According to the findings, the number of children attending private schools marginally increased from 35 per cent in 2009 to 37 per cent in 2016.

New Delhi: Around 91 per cent of 15-year-olds were enrolled in secondary schools in 2016, up from 78 per cent in 2009, a report revealed on Tuesday.

The report indicated that the increase in enrolment was particularly significant for girls — with 90 per cent of 15-year-old girls enrolled in 2016 (compared with 74 per cent in 2009) — and backward class (BC) students, with and 91 per cent of them enrolled (compared with 76 per cent in 2009).

These are the preliminary findings of not-for-profit Young Lives’ longitudinal research on social indicators.

According to the findings, the number of children attending private schools marginally increased from 35 per cent in 2009 to 37 per cent in 2016.

“The private school enrolment in 2016 remains biased towards boys (41 per cent), other castes (62 per cent), and urban children (64 per cent),” the report said.

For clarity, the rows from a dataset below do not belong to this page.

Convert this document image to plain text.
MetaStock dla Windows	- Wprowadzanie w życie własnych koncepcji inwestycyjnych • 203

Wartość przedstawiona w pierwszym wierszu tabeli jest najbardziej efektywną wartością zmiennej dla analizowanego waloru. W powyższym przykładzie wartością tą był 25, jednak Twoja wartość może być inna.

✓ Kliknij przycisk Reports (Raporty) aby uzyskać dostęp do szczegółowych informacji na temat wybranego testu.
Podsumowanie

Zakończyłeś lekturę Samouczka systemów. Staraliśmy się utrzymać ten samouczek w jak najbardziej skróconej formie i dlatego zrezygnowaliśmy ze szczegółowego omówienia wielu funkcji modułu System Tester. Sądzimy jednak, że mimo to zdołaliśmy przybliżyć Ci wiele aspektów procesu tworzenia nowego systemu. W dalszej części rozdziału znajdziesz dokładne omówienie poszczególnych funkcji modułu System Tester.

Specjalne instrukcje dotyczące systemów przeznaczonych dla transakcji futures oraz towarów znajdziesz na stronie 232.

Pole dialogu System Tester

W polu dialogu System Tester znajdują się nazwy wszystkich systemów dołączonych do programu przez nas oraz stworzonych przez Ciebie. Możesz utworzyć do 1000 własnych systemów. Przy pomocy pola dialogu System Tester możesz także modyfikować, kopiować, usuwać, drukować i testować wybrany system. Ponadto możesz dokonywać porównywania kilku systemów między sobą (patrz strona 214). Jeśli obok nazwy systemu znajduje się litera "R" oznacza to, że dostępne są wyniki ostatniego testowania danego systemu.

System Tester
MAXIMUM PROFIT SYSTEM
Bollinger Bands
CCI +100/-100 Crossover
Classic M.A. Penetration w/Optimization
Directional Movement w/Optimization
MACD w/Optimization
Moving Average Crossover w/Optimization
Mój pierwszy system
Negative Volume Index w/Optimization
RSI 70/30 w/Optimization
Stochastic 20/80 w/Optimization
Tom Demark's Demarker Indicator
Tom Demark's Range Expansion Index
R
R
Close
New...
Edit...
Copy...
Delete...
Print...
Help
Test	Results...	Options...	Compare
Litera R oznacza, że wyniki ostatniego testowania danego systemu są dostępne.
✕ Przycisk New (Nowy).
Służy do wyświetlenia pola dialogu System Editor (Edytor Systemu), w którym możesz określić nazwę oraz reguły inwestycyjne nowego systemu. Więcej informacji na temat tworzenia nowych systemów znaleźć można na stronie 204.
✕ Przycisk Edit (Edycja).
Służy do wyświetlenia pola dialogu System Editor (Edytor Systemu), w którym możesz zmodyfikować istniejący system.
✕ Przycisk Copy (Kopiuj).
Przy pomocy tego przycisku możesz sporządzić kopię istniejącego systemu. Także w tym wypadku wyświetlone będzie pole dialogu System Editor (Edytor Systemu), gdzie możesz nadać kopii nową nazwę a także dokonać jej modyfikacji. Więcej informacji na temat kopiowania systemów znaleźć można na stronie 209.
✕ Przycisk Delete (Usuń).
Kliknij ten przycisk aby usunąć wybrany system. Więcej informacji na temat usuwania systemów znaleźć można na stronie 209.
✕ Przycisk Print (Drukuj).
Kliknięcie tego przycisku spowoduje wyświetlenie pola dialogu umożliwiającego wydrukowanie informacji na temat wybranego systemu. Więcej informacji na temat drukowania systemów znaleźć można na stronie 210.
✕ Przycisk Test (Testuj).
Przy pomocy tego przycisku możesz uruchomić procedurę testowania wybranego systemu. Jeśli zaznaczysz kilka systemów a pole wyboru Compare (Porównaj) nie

At the launch event, NITI Aayog CEO Amitabh Kant said, “We will very closely examine the findings and will take this further to learn the lessons and make policy changes based on this study.”

While sharing the key findings from longitudinal study, Renu Singh, Country Director of Young Lives India, said that despite significant economic growth, over one quarter of our cohort of 15-year-olds continued to suffer from stunting (28 per cent).

“There has been a positive increment in enrolment over time, with 91 per cent of children enrolled in school at the age of 15, compared to 78 per cent of 15-year-olds in 2009 with the biggest increase of enrolment seen among girls and poorest households.

“However, learning levels have showed no improvement, and is a matter of concern,” she said.

Ms Singh further said, “At 22, we find that 61 per cent of the 22-year-olds engaged in both agricultural and non-agricultural work, 56 per cent women married and only 16 per cent were still studying. Gender inequity in access to technology is also an area that needs to be addressed.”

Young Lives’ work spans 15 years following 3,000 children in India. It follows a life course perspective and covers various stages of development infancy, adolescence and transition into adulthood.